Leptospira interrogans is a zoonotic, aerobic, gram-negative, flat, spiral-shaped spirochete that was first examined in the tissue of a kidney in 1907. It is unique among other spirochetes in the fact that its outer membrane not only contains lipopolysaccharides, but also lipoproteins as well. These proteins on the cell surface are used to attach to the extra cellular matrix of the host. It consists of only two chromosomes and has two flagella as a source of motility. The genus Leptospira has twenty species that are separated based on DNA hybridization studies.

Leptospira interrogans lives in a diverse group of habitats all over the world. It has been observed in every continent except Antarctica. It prospers in conditions of high humidity, neutral pH around 7.2, temperatures as low as 13-15 degrees Celsius, and in wet areas such as swamps, bogs, lakes, streams, rivers, and even puddles. When reproducing they multiply via binary fission. They bend and then split into two at the crease. This organism utilizes long-chain fatty acids, synthesized through beta-oxidation, as it’s only source of energy. Iron is a very important element needed for the growth of this microbe. While inside a host, it uses heme from the blood of its host, as its source. They are typically six to nine micrometers in length and grow from one end.

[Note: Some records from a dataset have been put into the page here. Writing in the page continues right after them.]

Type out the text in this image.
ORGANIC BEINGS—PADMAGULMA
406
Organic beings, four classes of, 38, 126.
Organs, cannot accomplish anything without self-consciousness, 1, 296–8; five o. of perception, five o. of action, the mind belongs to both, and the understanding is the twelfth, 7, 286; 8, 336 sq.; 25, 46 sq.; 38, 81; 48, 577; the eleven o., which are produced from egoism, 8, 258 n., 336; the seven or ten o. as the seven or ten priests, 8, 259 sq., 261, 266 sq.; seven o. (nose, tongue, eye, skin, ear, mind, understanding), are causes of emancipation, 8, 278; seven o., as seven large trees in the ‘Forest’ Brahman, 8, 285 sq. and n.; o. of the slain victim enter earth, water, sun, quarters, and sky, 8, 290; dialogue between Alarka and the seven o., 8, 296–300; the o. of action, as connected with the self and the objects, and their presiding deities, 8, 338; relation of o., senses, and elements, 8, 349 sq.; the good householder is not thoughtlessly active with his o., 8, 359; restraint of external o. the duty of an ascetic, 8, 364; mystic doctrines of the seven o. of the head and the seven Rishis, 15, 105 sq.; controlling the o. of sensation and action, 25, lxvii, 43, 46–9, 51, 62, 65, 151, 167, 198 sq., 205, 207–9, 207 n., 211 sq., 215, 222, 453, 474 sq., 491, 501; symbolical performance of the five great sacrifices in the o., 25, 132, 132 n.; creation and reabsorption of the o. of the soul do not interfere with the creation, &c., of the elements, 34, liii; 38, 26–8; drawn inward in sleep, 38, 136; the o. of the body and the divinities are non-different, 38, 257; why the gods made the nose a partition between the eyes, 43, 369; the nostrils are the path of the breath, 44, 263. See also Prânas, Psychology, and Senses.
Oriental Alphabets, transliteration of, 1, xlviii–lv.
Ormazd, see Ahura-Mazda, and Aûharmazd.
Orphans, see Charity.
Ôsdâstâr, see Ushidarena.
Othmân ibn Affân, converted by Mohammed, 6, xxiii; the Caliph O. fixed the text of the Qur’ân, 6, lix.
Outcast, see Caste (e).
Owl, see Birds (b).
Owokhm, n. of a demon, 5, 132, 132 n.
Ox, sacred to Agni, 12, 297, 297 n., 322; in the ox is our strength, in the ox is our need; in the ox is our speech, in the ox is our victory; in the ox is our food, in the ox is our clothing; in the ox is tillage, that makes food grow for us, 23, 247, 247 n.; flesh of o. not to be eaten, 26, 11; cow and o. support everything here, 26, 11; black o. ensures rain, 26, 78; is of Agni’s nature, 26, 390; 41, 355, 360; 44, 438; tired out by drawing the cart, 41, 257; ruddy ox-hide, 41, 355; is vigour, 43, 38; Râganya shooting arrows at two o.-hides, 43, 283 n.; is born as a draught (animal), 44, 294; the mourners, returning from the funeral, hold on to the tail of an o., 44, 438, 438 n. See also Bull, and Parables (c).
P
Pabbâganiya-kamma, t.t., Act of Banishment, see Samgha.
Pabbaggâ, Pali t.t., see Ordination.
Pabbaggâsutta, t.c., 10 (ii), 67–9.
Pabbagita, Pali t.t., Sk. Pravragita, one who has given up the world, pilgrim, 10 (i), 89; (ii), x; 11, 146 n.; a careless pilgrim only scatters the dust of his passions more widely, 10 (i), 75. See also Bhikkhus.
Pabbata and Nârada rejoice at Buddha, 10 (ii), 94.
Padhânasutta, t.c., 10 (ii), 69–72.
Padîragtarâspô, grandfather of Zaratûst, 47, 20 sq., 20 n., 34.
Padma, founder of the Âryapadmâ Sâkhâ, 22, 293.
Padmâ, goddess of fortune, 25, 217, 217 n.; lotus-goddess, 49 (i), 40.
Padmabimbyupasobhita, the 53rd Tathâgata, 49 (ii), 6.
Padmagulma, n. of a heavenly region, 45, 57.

Leptospirosis is the disease caused by Leptospira interrogans. It is a disease that results in symptoms such as severe muscle pain, fever, jaundice, headache, meningitis, ocular disorders, renal failure, and even pulmonary hemorrhage. This microbe is often transmitted indirectly through water and soil that is contaminated with the urine of infected animals. It is then transferred from the infected animal to humans via breaks on the skin surface, mucous membranes, or oral ingestion. There have been cases of people acquiring the disease directly through the water source in which the Leptospira interrogans in thriving, however, it is more commonly passed to humans through their infected pets. During a triathlon in 1998 in Springfield, Illinois many participants came down with Leptospirosis, later to find out that the lake in which they swam for the event was contaminated with Leptospira interrogans. During the winter months many of these organisms die, but the ones that survive are picked up by animals like raccoons and deer, where they multiply significantly before being excreted. This organism once inside its host, flows through the blood stream and settles in the kidneys. Antibiotics can usually be effective in the treatment of Leptospirosis if it is caught early enough. If it’s too late, it can be fatal due to organ failure.







*Disclaimer - This report was written by a student participaring in a microbiology course at the Missouri University of Science and Technology. The accuracy of the contents of this report is not guaranteed and it is recommended that you seek additional sources of information to verify the contents.